Subjects for Further Research [1980s]: Wemba is probably the most famous and certainly the most flamboyant of the many graduates of Zaiko Langa Langa, the band that turned rumba into soukous with hard guitar and traditional rhythms and structures in the early '70s. Motto: "La ville et le village: deux visages que j'aime!" His high, harsh voice cuts like it's serrated, and the harmonies are almost acrid sometimes, just like Nguando Milos's lead guitar lines, which break away from the merely engaging competition both sonically and melodically.

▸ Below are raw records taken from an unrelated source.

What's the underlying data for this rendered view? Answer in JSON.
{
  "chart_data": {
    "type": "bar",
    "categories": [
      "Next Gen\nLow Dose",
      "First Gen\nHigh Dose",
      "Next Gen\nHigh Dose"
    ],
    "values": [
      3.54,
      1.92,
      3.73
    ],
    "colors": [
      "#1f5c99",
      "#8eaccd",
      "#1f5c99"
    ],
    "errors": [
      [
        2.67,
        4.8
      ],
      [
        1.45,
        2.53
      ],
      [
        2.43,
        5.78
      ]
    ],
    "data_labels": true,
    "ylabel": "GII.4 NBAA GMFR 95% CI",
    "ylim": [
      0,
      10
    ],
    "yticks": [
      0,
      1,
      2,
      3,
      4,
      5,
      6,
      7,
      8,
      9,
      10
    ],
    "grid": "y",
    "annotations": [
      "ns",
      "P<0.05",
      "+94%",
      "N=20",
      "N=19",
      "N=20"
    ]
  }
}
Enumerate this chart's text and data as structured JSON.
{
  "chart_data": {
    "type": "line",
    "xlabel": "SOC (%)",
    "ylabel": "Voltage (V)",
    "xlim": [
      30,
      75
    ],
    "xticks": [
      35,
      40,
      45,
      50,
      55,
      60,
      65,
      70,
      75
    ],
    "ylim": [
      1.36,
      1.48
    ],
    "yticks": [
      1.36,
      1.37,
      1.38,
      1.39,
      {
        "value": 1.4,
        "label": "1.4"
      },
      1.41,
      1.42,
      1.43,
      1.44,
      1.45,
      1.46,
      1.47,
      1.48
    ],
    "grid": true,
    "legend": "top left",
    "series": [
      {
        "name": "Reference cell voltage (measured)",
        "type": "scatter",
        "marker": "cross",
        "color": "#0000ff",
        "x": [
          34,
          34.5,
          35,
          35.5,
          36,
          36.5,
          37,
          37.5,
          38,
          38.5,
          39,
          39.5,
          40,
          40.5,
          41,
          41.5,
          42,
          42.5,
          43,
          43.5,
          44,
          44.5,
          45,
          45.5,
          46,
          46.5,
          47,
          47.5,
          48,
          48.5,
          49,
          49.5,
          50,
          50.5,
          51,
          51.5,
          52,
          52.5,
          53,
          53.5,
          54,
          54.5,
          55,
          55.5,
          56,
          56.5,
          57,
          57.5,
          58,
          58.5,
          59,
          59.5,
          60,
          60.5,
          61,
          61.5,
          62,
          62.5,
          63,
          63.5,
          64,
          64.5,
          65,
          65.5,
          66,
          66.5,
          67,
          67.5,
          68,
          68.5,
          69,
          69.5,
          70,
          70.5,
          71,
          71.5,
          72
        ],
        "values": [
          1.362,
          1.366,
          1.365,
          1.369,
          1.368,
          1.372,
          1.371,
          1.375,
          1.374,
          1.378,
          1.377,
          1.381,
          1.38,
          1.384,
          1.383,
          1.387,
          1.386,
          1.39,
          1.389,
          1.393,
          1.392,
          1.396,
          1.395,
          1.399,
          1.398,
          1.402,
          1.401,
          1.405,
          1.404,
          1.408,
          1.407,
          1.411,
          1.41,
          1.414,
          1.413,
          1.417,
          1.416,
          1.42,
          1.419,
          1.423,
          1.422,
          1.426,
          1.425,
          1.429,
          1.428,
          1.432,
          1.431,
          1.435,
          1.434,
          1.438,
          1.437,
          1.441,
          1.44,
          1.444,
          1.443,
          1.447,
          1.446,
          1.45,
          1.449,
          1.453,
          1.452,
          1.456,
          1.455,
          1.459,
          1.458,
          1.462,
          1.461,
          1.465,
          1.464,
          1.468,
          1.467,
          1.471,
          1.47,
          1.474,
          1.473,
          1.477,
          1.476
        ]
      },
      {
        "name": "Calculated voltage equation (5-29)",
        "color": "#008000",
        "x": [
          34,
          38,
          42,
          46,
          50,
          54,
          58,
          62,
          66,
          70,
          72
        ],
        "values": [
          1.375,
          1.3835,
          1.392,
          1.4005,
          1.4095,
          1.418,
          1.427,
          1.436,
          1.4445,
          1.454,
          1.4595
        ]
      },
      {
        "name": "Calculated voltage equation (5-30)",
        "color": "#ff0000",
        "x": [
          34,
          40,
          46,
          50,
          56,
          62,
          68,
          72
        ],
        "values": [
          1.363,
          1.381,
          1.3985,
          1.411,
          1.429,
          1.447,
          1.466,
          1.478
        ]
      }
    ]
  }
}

An admirer of the old discursive song forms, Wemba milks soukous's bipartite conventions for something very much like drama. Unfortunately, his easiest-to-find record--Papa Wemba, on Stern's Africa--synths up songs I prefer electric, having first heard them on Belgian Gitta's L'Esclave, which was findable as 1990 began. Two import albums on Disques Esperance, Ekumani and (thanks a lot) Papa Wemba, are also recommended.